Computed tomography in the diagnosis of intraperitoneal effusions: The role of texture analysis
Keywords:Ascites, computed tomography, CT, diagnostic-aid, image processing, texture-based analysis
The morphological changes advocating for peritoneal carcinomatosis are inconsistent and may be visible only in later stages of the disease. However, malignant ascites represents an early sign, and this fluid exhibits specific histological characteristics. This study aimed to quantify the fluid properties on computed tomography (CT) images of intraperitoneal effusions through texture analysis and evaluate its utility in differentiating benign and malignant collections.
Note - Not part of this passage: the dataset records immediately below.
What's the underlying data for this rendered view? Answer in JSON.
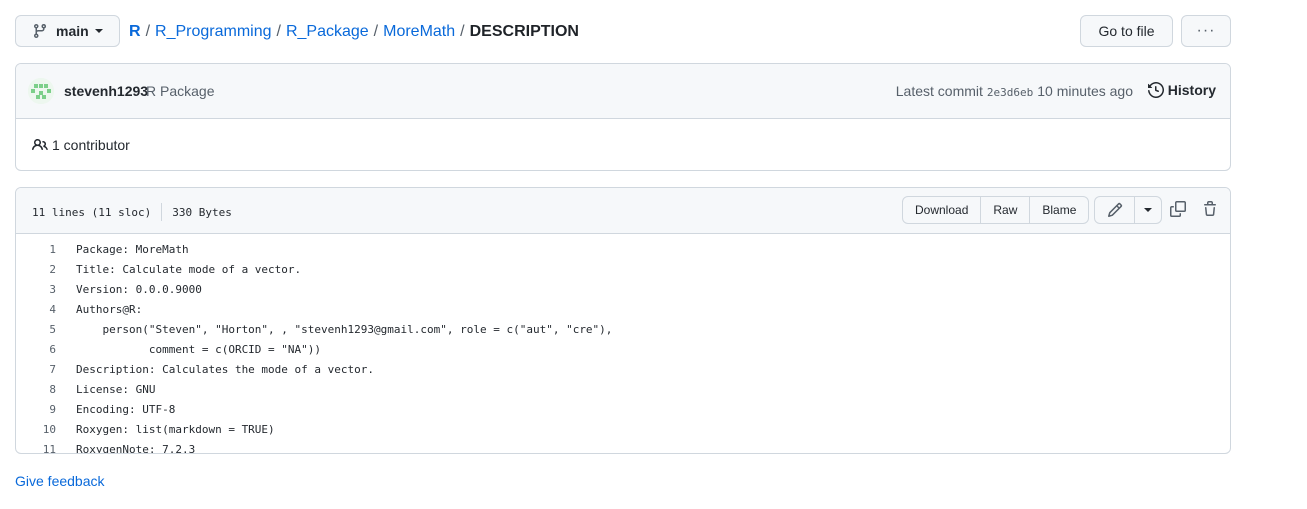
{
  "branch": {
    "label": "main"
  },
  "breadcrumb": {
    "items": [
      "R",
      "R_Programming",
      "R_Package",
      "MoreMath"
    ],
    "current": "DESCRIPTION",
    "separator": "/"
  },
  "toolbar": {
    "goto_label": "Go to file",
    "more_label": "···"
  },
  "commit": {
    "author": "stevenh1293",
    "message": "R Package",
    "latest_label": "Latest commit",
    "sha": "2e3d6eb",
    "time": "10 minutes ago",
    "history_label": "History"
  },
  "contributors": {
    "label": "1 contributor"
  },
  "file": {
    "lines_info": "11 lines (11 sloc)",
    "size": "330 Bytes",
    "buttons": {
      "download": "Download",
      "raw": "Raw",
      "blame": "Blame"
    },
    "lines": [
      "Package: MoreMath",
      "Title: Calculate mode of a vector.",
      "Version: 0.0.0.9000",
      "Authors@R:",
      "    person(\"Steven\", \"Horton\", , \"stevenh1293@gmail.com\", role = c(\"aut\", \"cre\"),",
      "           comment = c(ORCID = \"NA\"))",
      "Description: Calculates the mode of a vector.",
      "License: GNU",
      "Encoding: UTF-8",
      "Roxygen: list(markdown = TRUE)",
      "RoxygenNote: 7.2.3"
    ]
  },
  "feedback": {
    "label": "Give feedback"
  },
  "colors": {
    "link": "#0969da",
    "border": "#d0d7de",
    "header_bg": "#f6f8fa",
    "muted": "#57606a"
  }
}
Fifty-two patients with histologically proven benign (n=29) and malignant (n=23) intraperitoneal effusions who underwent CT examinations were retrospectively included. Texture analysis of the fluid component was performed on the non-enhanced phase of each examination using dedicated software. Fisher and the probability of classification error and average correlation coefficients were used to select two sets of ten texture features, whose ability to distinguish between the two types of collections were tested using a k-nearest-neighbor classifier. Also, each of the selected feature’s diagnostic power was assessed using univariate and receiver operating characteristics analysis with the calculation of the area under the curve. The k-nearest-neighbor classifier was able to distinguish between the two entities with 71.15% accuracy, 73.91% sensitivity, and 68.97% specificity. The highest-ranked texture parameter was Inverse Difference Moment (p=0.0023; area under the curve=0.748), based on which malignant collections could be diagnosed with 95.65% sensitivity and 44.83% specificity. Although successful, the texture assessment of benign and malignant collections most likely does not reflect the cytological differences between the two groups.